2. A self-propelled sludge-clearing robot for the inner wall of municipal sewer pipes according to claim 1, characterized in that, The adjustment mechanism includes a bidirectional screw (11), a worm gear transmission component (12), and a second motor (13). The bidirectional screw (11) is rotatably connected to the middle of the turntable (7). The bidirectional screw (11) is threadedly connected to the scraper (8). The worm gear transmission component (12) is connected to the middle of the bidirectional screw (11). The second motor (13) is installed on the upper rear side of the turntable (7). The worm wheel in the worm gear transmission component (12) is connected to the bidirectional screw (11), the worm is connected to the output shaft of the second motor (13), and the controller (10) is electrically connected to the second motor (13).
3. A self-propelled sludge-clearing robot for the inner wall of municipal sewer pipes according to claim 2, characterized in that, The sludge suction mechanism includes a sludge storage tank (16), a sludge suction pipe (17), a sludge pump (18), and a sludge discharge pipe (19). The sludge storage tank (16) is installed inside the rear side of the frame (1). The sludge suction pipe (17) is connected to both the left and right sides of the frame (1). The sludge suction pipe (17) is connected to the inside of the sludge storage tank (16). The sludge pump (18) is installed inside the sludge storage tank (16), and the sludge pump (18) is connected to the sludge suction pipe (17). The sludge storage tank (16) is connected to and communicates with the sludge discharge pipe (19) at the rear side. The sludge discharge pipe (19) extends out of the rear side of the frame (1). The controller (10) is electrically connected to the sludge pump (18).
4. A self-propelled sludge-clearing robot for the inner wall of municipal sewer pipes according to claim 3, characterized in that, It also includes a lighting lamp (14) and a camera module (15). Lighting lamps (14) are installed on the upper left and right sides of the front of the turntable (7), and a camera module (15) is installed on the lower front of the frame (1).
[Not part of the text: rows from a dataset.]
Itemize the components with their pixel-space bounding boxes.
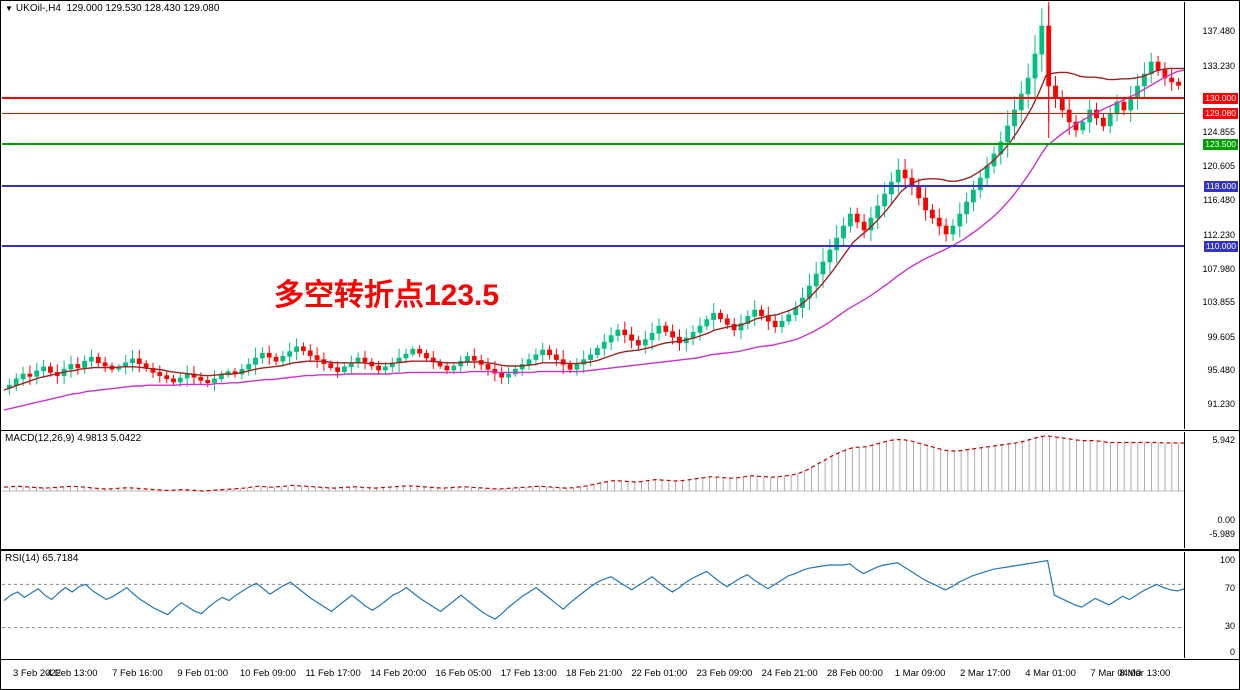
price-panel: ▼ UKOil-,H4 129.000 129.530 128.430 129.0…: [0, 0, 1240, 439]
time-tick-label: 1 Mar 09:00: [894, 668, 946, 679]
rsi-plot-area: [2, 552, 1184, 658]
rsi-title: RSI(14) 65.7184: [5, 553, 79, 564]
time-tick-label: 2 Mar 17:00: [959, 668, 1011, 679]
level-tag-support-110: 110.000: [1203, 241, 1238, 252]
rsi-panel: RSI(14) 65.7184 100 70 30 0: [0, 550, 1240, 660]
macd-panel: MACD(12,26,9) 4.9813 5.0422 5.942 0.00 -…: [0, 430, 1240, 550]
time-tick-label: 9 Feb 01:00: [177, 668, 229, 679]
level-tag-current-price: 129.080: [1203, 108, 1238, 119]
time-tick-label: 22 Feb 01:00: [631, 668, 688, 679]
price-tick-6: 112.230: [1203, 230, 1235, 240]
level-line-support-118: [2, 185, 1184, 187]
macd-tick-1: 0.00: [1217, 515, 1235, 525]
time-tick-label: 18 Feb 21:00: [566, 668, 622, 679]
time-tick-label: 7 Feb 16:00: [112, 668, 163, 679]
price-tick-1: 133.230: [1202, 61, 1235, 71]
level-line-support-110: [2, 245, 1184, 247]
rsi-scale: 100 70 30 0: [1184, 552, 1238, 658]
level-line-pivot-123-5: [2, 143, 1184, 145]
price-tick-10: 95.480: [1207, 365, 1235, 375]
time-tick-label: 28 Feb 00:00: [826, 668, 883, 679]
price-tick-4: 120.605: [1202, 161, 1235, 171]
price-panel-header: ▼ UKOil-,H4 129.000 129.530 128.430 129.0…: [5, 3, 219, 14]
time-tick-label: 4 Feb 13:00: [46, 668, 98, 679]
time-tick-label: 24 Feb 21:00: [761, 668, 818, 679]
rsi-tick-3: 0: [1229, 647, 1235, 657]
price-tick-7: 107.980: [1202, 264, 1235, 274]
price-tick-3: 124.855: [1202, 127, 1235, 137]
macd-tick-2: -5.989: [1209, 529, 1235, 539]
rsi-tick-0: 100: [1219, 555, 1235, 565]
symbol-label: UKOil-,H4: [15, 3, 61, 14]
rsi-tick-2: 30: [1224, 621, 1235, 631]
rsi-series-svg: [2, 559, 1184, 629]
time-tick-label: 14 Feb 20:00: [370, 668, 427, 679]
time-tick-label: 3 Feb 2022: [12, 668, 62, 679]
price-scale: 137.480 133.230 129.080 124.855 120.605 …: [1184, 2, 1238, 439]
time-tick-label: 16 Feb 05:00: [435, 668, 492, 679]
collapse-caret-icon[interactable]: ▼: [5, 4, 13, 13]
price-series-svg: [3, 2, 1184, 411]
macd-series-svg: [2, 435, 1184, 492]
price-tick-8: 103.855: [1202, 297, 1235, 307]
macd-scale: 5.942 0.00 -5.989: [1184, 432, 1238, 548]
price-tick-11: 91.230: [1207, 399, 1235, 409]
chart-annotation-text: 多空转折点123.5: [274, 279, 500, 312]
rsi-tick-1: 70: [1224, 583, 1235, 593]
time-tick-label: 7 Mar 04:00: [1090, 668, 1142, 679]
level-tag-support-118: 118.000: [1203, 181, 1238, 192]
price-plot-area: 多空转折点123.5: [2, 2, 1184, 429]
level-tag-resistance-130: 130.000: [1203, 93, 1238, 104]
macd-title: MACD(12,26,9) 4.9813 5.0422: [5, 433, 142, 444]
time-tick-label: 10 Feb 09:00: [239, 668, 296, 679]
time-tick-label: 8 Mar 13:00: [1119, 668, 1171, 679]
time-tick-label: 11 Feb 17:00: [305, 668, 361, 679]
level-line-resistance-130: [2, 97, 1184, 99]
time-axis: 3 Feb 2022 4 Feb 13:00 7 Feb 16:00 9 Feb 01…: [0, 660, 1240, 690]
price-tick-9: 99.605: [1207, 332, 1235, 342]
ohlc-values: 129.000 129.530 128.430 129.080: [66, 3, 220, 14]
price-tick-0: 137.480: [1202, 26, 1235, 36]
price-tick-5: 116.480: [1203, 195, 1235, 205]
level-tag-pivot-123-5: 123.500: [1203, 139, 1238, 150]
level-line-current-price: [2, 113, 1184, 114]
macd-tick-0: 5.942: [1212, 435, 1235, 445]
time-tick-label: 23 Feb 09:00: [696, 668, 753, 679]
macd-plot-area: [2, 432, 1184, 548]
time-tick-label: 4 Mar 01:00: [1025, 668, 1076, 679]
time-tick-label: 17 Feb 13:00: [500, 668, 557, 679]
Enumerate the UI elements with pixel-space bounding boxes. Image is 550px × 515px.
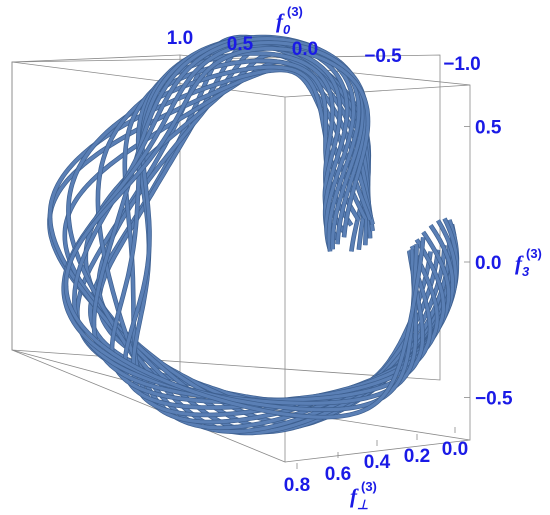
- box-back-face: [11, 54, 441, 381]
- f0-axis-title-sup: (3): [287, 4, 303, 19]
- f0-tick-label: −0.5: [364, 46, 402, 67]
- f0-tick-label: 0.5: [227, 34, 254, 55]
- f0-tick-label: 1.0: [167, 28, 193, 49]
- f3-tick-label: −0.5: [475, 389, 513, 410]
- trajectory-loop: [110, 36, 432, 404]
- fperp-tick-label: 0.2: [404, 446, 430, 467]
- f3-axis-title-sup: (3): [526, 246, 542, 261]
- trajectory-loop: [64, 46, 425, 419]
- f0-tick-label: 0.0: [292, 39, 318, 60]
- tick-labels: 1.0 0.5 0.0 −0.5 −1.0 0.5 0.0 −0.5 0.8 0.6 0.4 0.2 0…: [167, 28, 513, 496]
- trajectory-loop: [123, 39, 439, 410]
- fperp-tick-label: 0.4: [364, 452, 391, 473]
- fperp-tick-label: 0.0: [442, 439, 468, 460]
- tick-marks: [296, 126, 470, 469]
- f3-tick-label: 0.5: [475, 118, 502, 139]
- axis-titles: f0(3)f3(3)f⊥(3): [276, 4, 542, 512]
- fperp-axis-title-sup: (3): [361, 479, 377, 494]
- fperp-tick-label: 0.8: [284, 475, 310, 496]
- box-edge-bottom-right: [284, 439, 471, 463]
- trajectory-curve: [47, 34, 460, 436]
- fperp-tick-label: 0.6: [325, 464, 351, 485]
- f0-tick-label: −1.0: [443, 54, 481, 75]
- box-edge-top-left: [11, 54, 181, 63]
- f3-tick-label: 0.0: [475, 253, 501, 274]
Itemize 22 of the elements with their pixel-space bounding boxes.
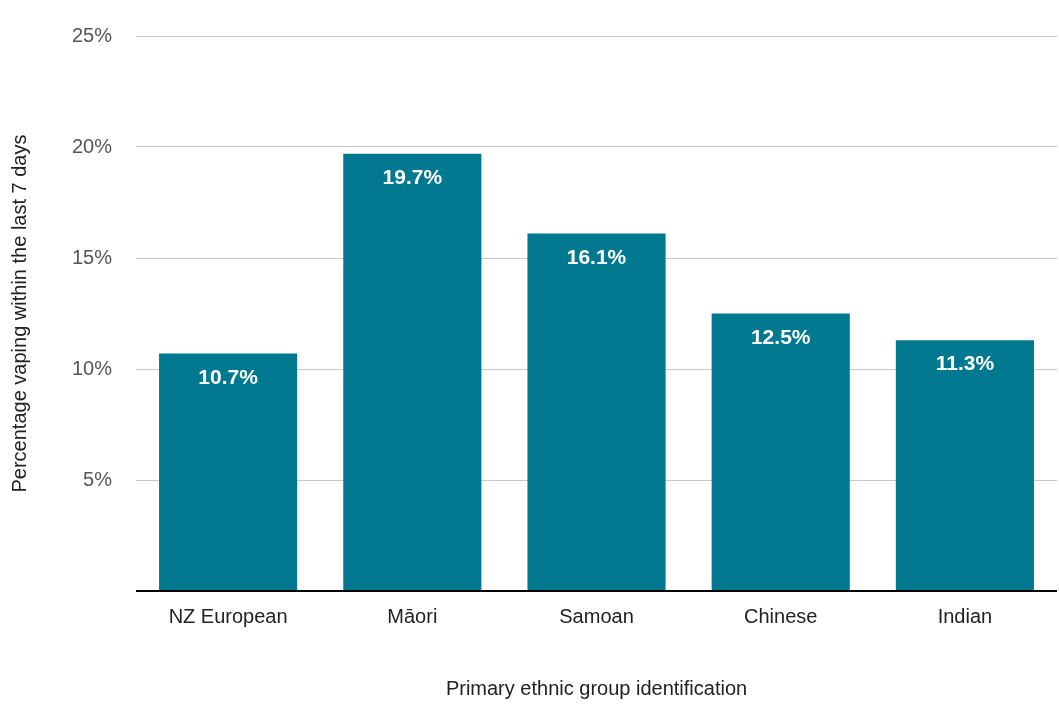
x-tick-label: Indian (937, 604, 993, 627)
bar (343, 153, 482, 590)
x-tick-label: Chinese (744, 604, 818, 627)
bar (895, 340, 1034, 590)
data-label: 11.3% (935, 351, 995, 375)
bar (527, 233, 666, 590)
y-tick-label: 10% (72, 356, 113, 379)
bar (711, 313, 850, 590)
data-label: 10.7% (198, 364, 259, 388)
data-label: 16.1% (566, 244, 627, 268)
y-tick-label: 5% (83, 467, 113, 490)
y-tick-label: 20% (72, 134, 113, 157)
y-tick-label: 15% (72, 245, 113, 268)
x-tick-label: Māori (387, 604, 438, 627)
x-axis-title: Primary ethnic group identification (445, 676, 748, 699)
y-axis-title: Percentage vaping within the last 7 days (7, 134, 30, 493)
data-label: 12.5% (750, 324, 811, 348)
bar (159, 353, 298, 590)
x-tick-label: NZ European (168, 604, 288, 627)
data-label: 19.7% (382, 164, 443, 188)
x-tick-label: Samoan (559, 604, 634, 627)
y-tick-label: 25% (72, 23, 113, 46)
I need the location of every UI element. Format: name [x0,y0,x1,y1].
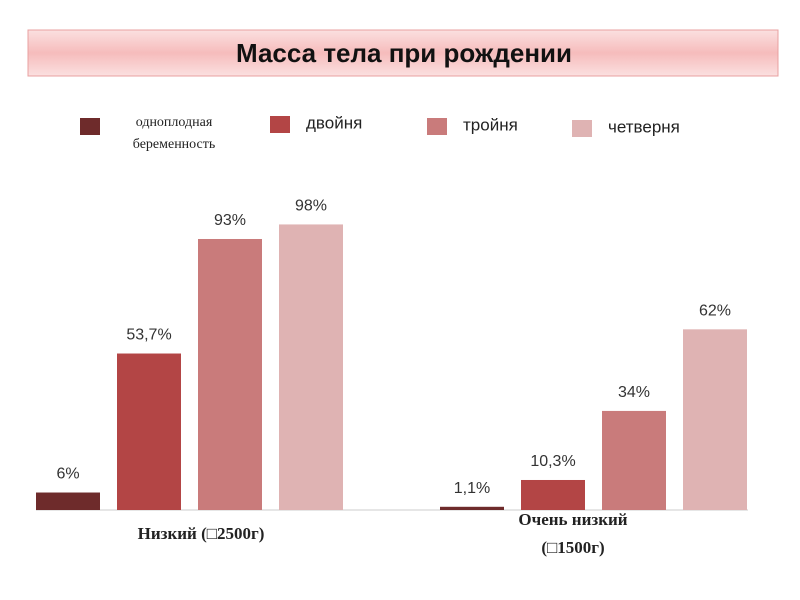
x-tick-label: Низкий (□2500г) [137,524,265,543]
legend-swatch [572,120,592,137]
legend-label: четверня [608,117,680,136]
bar [521,479,585,510]
legend-label: одноплодная беременность [132,115,216,152]
bar [602,410,666,510]
bar [198,238,262,511]
value-label: 93% [214,212,246,229]
value-label: 53,7% [126,327,171,344]
legend-swatch [427,118,447,135]
bar [440,506,504,510]
value-label: 1,1% [454,480,490,497]
bar [683,329,747,510]
value-label: 98% [295,198,327,215]
bar [117,353,181,510]
legend-label: двойня [306,113,362,132]
chart-title: Масса тела при рождении [236,38,572,68]
title-box [27,29,779,77]
legend-swatch [80,118,100,135]
value-label: 10,3% [530,453,575,470]
bar [36,492,100,510]
x-tick-label: Очень низкий (□1500г) [518,510,628,557]
bar [279,224,343,511]
legend-swatch [270,116,290,133]
value-label: 6% [56,466,79,483]
legend-label: тройня [463,115,518,134]
value-label: 34% [618,384,650,401]
value-label: 62% [699,303,731,320]
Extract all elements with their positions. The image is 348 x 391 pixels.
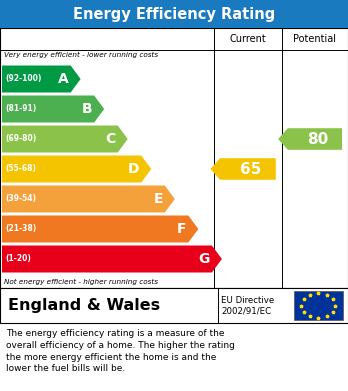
- Text: Not energy efficient - higher running costs: Not energy efficient - higher running co…: [4, 279, 158, 285]
- Polygon shape: [211, 158, 276, 180]
- Bar: [0, 28, 348, 288]
- Text: The energy efficiency rating is a measure of the
overall efficiency of a home. T: The energy efficiency rating is a measur…: [6, 329, 235, 373]
- Text: E: E: [153, 192, 163, 206]
- Polygon shape: [2, 66, 81, 93]
- Bar: [294, 291, 343, 320]
- Text: (21-38): (21-38): [5, 224, 36, 233]
- Polygon shape: [2, 215, 198, 242]
- Text: (81-91): (81-91): [5, 104, 36, 113]
- Text: EU Directive
2002/91/EC: EU Directive 2002/91/EC: [221, 296, 274, 315]
- Polygon shape: [2, 156, 151, 183]
- Polygon shape: [2, 126, 128, 152]
- Text: Energy Efficiency Rating: Energy Efficiency Rating: [73, 7, 275, 22]
- Text: (92-100): (92-100): [5, 75, 41, 84]
- Polygon shape: [2, 95, 104, 122]
- Text: (69-80): (69-80): [5, 135, 36, 143]
- Text: (1-20): (1-20): [5, 255, 31, 264]
- Polygon shape: [2, 185, 175, 212]
- Text: B: B: [81, 102, 92, 116]
- Text: Potential: Potential: [293, 34, 337, 44]
- Text: G: G: [198, 252, 210, 266]
- Bar: [0, 288, 348, 323]
- Text: 65: 65: [240, 161, 261, 176]
- Polygon shape: [278, 128, 342, 150]
- Text: D: D: [128, 162, 139, 176]
- Text: Current: Current: [230, 34, 266, 44]
- Text: C: C: [105, 132, 116, 146]
- Text: (39-54): (39-54): [5, 194, 36, 203]
- Text: England & Wales: England & Wales: [8, 298, 160, 313]
- Polygon shape: [2, 246, 222, 273]
- Text: Very energy efficient - lower running costs: Very energy efficient - lower running co…: [4, 52, 158, 58]
- Bar: [0, 0, 348, 28]
- Text: F: F: [177, 222, 186, 236]
- Text: (55-68): (55-68): [5, 165, 36, 174]
- Text: A: A: [58, 72, 69, 86]
- Text: 80: 80: [307, 131, 328, 147]
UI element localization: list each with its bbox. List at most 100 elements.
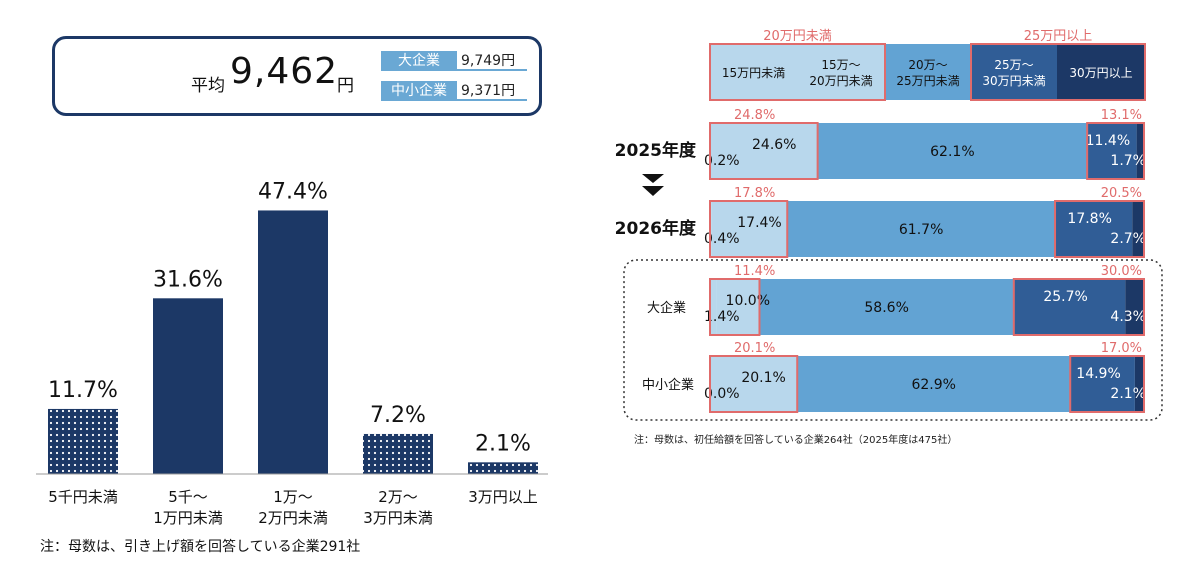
legend-high-group-outline [970,43,1146,101]
segment-value-label: 10.0% [726,293,770,309]
low-group-outline [709,200,789,258]
large-company-label: 大企業 [381,51,457,71]
down-arrow-icon [642,174,664,196]
bar-value-label: 7.2% [370,403,426,428]
high-group-outline [1054,200,1145,258]
segment-value-label: 20.1% [741,370,785,386]
legend-label: 25万円未満 [896,74,959,88]
legend-label: 25万～ [994,58,1033,72]
high-group-total: 20.5% [1101,186,1142,201]
starting-salary-stacked-chart: 15万円未満 15万～ 20万円未満 20万～ 25万円未満 25万～ 30万円未満 30万円… [615,29,1163,446]
company-size-group-border [623,259,1163,421]
segment-value-label: 62.9% [911,377,955,393]
segment-value-label: 4.3% [1110,309,1146,325]
category-label: 1万～ [273,488,313,506]
average-value: 9,462 [230,51,339,92]
legend-label: 20万円未満 [809,74,872,88]
category-label: 5千～ [168,488,208,506]
bar-value-label: 11.7% [48,378,118,403]
stack-segment-2 [710,123,818,179]
legend-swatch-2 [797,44,885,100]
high-group-total: 13.1% [1101,108,1142,123]
stack-segment-2 [711,201,788,257]
legend-low-group-label: 20万円未満 [763,29,832,44]
large-company-value: 9,749円 [457,51,527,71]
stack-segment-4 [1013,279,1126,335]
stack-segment-3 [817,123,1088,179]
segment-value-label: 2.7% [1110,231,1146,247]
stack-segment-5 [1136,123,1144,179]
bar-chart-note: 注：母数は、引き上げ額を回答している企業291社 [40,538,360,555]
bar-2 [153,298,223,474]
category-label: 2万～ [378,488,418,506]
legend-swatch-1 [710,44,797,100]
segment-value-label: 58.6% [864,300,908,316]
low-group-outline [709,355,799,413]
legend-label: 15万～ [821,58,860,72]
legend-swatch-5 [1057,44,1145,100]
high-group-outline [1086,122,1145,180]
stack-segment-5 [1132,201,1144,257]
legend-high-group-label: 25万円以上 [1024,29,1093,44]
high-group-total: 30.0% [1101,264,1142,279]
low-group-total: 20.1% [734,341,775,356]
category-label: 3万円未満 [363,509,433,527]
high-group-outline [1012,278,1145,336]
bar-3 [258,210,328,474]
low-group-total: 11.4% [734,264,775,279]
legend-label: 15万円未満 [722,66,785,80]
segment-value-label: 0.0% [704,386,740,402]
bar-value-label: 47.4% [258,179,328,204]
legend-swatch-3 [885,44,971,100]
high-group-outline [1069,355,1145,413]
row-label: 大企業 [647,300,686,316]
average-unit: 円 [337,76,354,96]
legend-low-group-outline [709,43,886,101]
stack-segment-4 [1087,123,1137,179]
low-group-outline [709,278,761,336]
legend-swatch-4 [971,44,1057,100]
stack-segment-3 [759,279,1014,335]
low-group-total: 17.8% [734,186,775,201]
segment-value-label: 25.7% [1043,289,1087,305]
stack-segment-4 [1070,356,1135,412]
average-summary-box: 平均 9,462 円 大企業 9,749円 中小企業 9,371円 [52,36,542,116]
bar-value-label: 2.1% [475,431,531,456]
legend-label: 30万円未満 [982,74,1045,88]
category-label: 5千円未満 [48,488,118,506]
legend-label: 30万円以上 [1069,66,1132,80]
segment-value-label: 14.9% [1076,366,1120,382]
raise-amount-bar-chart: 11.7% 5千円未満 31.6% 5千～ 1万円未満 47.4% 1万～ 2万円未満 7.2%… [36,179,548,555]
low-group-outline [709,122,819,180]
bar-1 [48,408,118,474]
segment-value-label: 17.8% [1067,211,1111,227]
segment-value-label: 0.4% [704,231,740,247]
segment-value-label: 62.1% [930,144,974,160]
legend-label: 20万～ [908,58,947,72]
category-label: 1万円未満 [153,509,223,527]
segment-value-label: 0.2% [704,153,740,169]
row-label: 2026年度 [615,218,697,239]
segment-value-label: 61.7% [899,222,943,238]
stack-segment-3 [787,201,1056,257]
bar-5 [468,462,538,474]
stack-segment-1 [710,279,717,335]
sme-value: 9,371円 [457,81,527,101]
category-label: 3万円以上 [468,488,538,506]
segment-value-label: 1.7% [1110,153,1146,169]
stack-segment-2 [716,279,760,335]
stack-segment-2 [710,356,798,412]
category-label: 2万円未満 [258,509,328,527]
segment-value-label: 1.4% [704,309,740,325]
average-label: 平均 [191,76,225,96]
sme-label: 中小企業 [381,81,457,101]
segment-value-label: 24.6% [752,137,796,153]
row-label: 中小企業 [642,377,694,393]
segment-value-label: 11.4% [1086,133,1130,149]
stacked-chart-note: 注：母数は、初任給額を回答している企業264社（2025年度は475社） [634,433,957,446]
segment-value-label: 17.4% [737,215,781,231]
row-label: 2025年度 [615,140,697,161]
high-group-total: 17.0% [1101,341,1142,356]
segment-value-label: 2.1% [1110,386,1146,402]
stack-segment-5 [1134,356,1144,412]
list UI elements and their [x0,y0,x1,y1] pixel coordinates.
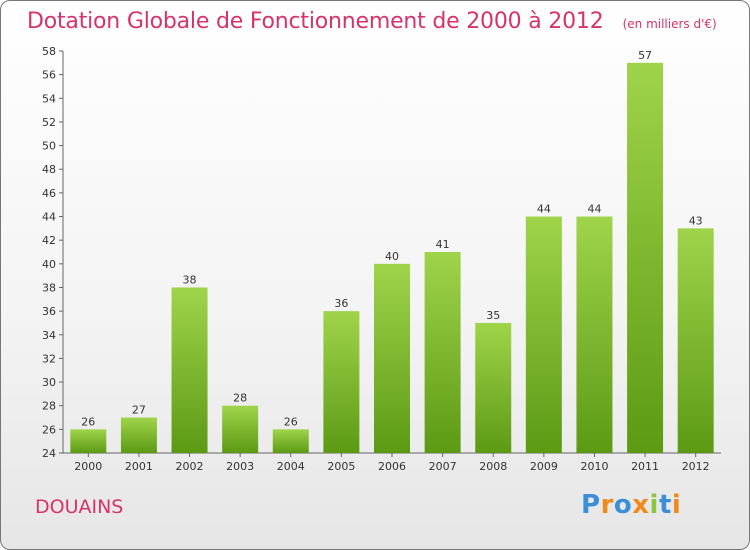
x-tick-label: 2000 [74,460,102,473]
x-tick-label: 2003 [226,460,254,473]
bar-2011 [627,62,664,454]
value-label-2006: 40 [385,250,399,263]
bar-2003 [222,405,259,453]
x-tick-label: 2001 [125,460,153,473]
x-tick-label: 2009 [530,460,558,473]
logo-letter: P [581,490,601,520]
proxiti-logo[interactable]: Proxiti [581,490,681,520]
y-tick-label: 24 [42,447,56,460]
location-name: DOUAINS [35,496,124,518]
value-label-2004: 26 [284,415,298,428]
logo-letter: o [613,490,633,520]
x-tick-label: 2004 [277,460,305,473]
x-tick-label: 2011 [631,460,659,473]
y-tick-label: 38 [42,281,56,294]
y-tick-label: 58 [42,45,56,58]
title-row: Dotation Globale de Fonctionnement de 20… [27,9,717,34]
y-tick-label: 36 [42,305,56,318]
y-tick-label: 56 [42,69,56,82]
bar-2007 [424,252,461,453]
value-label-2010: 44 [587,203,601,216]
chart-title: Dotation Globale de Fonctionnement de 20… [27,9,604,34]
y-tick-label: 44 [42,211,56,224]
bar-2010 [576,216,613,453]
y-tick-label: 46 [42,187,56,200]
x-tick-label: 2006 [378,460,406,473]
logo-letter: x [632,490,650,520]
y-tick-label: 48 [42,163,56,176]
y-tick-label: 50 [42,140,56,153]
bar-2002 [171,287,208,453]
logo-letter: i [671,490,682,520]
bar-2012 [677,228,714,453]
value-label-2005: 36 [334,297,348,310]
bar-2005 [323,311,360,453]
bar-2008 [475,322,512,453]
value-label-2002: 38 [183,273,197,286]
y-tick-label: 42 [42,234,56,247]
x-tick-label: 2010 [580,460,608,473]
y-tick-label: 32 [42,352,56,365]
value-label-2001: 27 [132,404,146,417]
y-tick-label: 54 [42,92,56,105]
logo-letter: i [649,490,659,520]
x-tick-label: 2012 [682,460,710,473]
bar-2001 [120,417,157,453]
bar-2009 [525,216,562,453]
bar-2006 [374,263,410,453]
value-label-2012: 43 [689,214,703,227]
bar-2004 [272,429,309,453]
value-label-2011: 57 [638,49,652,62]
logo-letter: t [658,490,672,520]
value-label-2009: 44 [537,203,551,216]
value-label-2008: 35 [486,309,500,322]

The lighting lamps (14) and the camera module (15) are electrically connected to the controller (10).
5. A self-propelled sludge-clearing robot for the inner wall of municipal sewer pipes according to claim 4, characterized in that, It also includes a filter screen (20) and a signal antenna (101). The filter screen (20) is installed on the inlet of the suction pipe (17), and the signal antenna (101) is installed on the upper part of the frame (1). The signal antenna (101) is electrically connected to the controller (10).
6. A self-propelled sludge-clearing robot for the inner wall of municipal sewer pipes according to claim 5, characterized in that, The track surface has a serrated anti-slip pattern.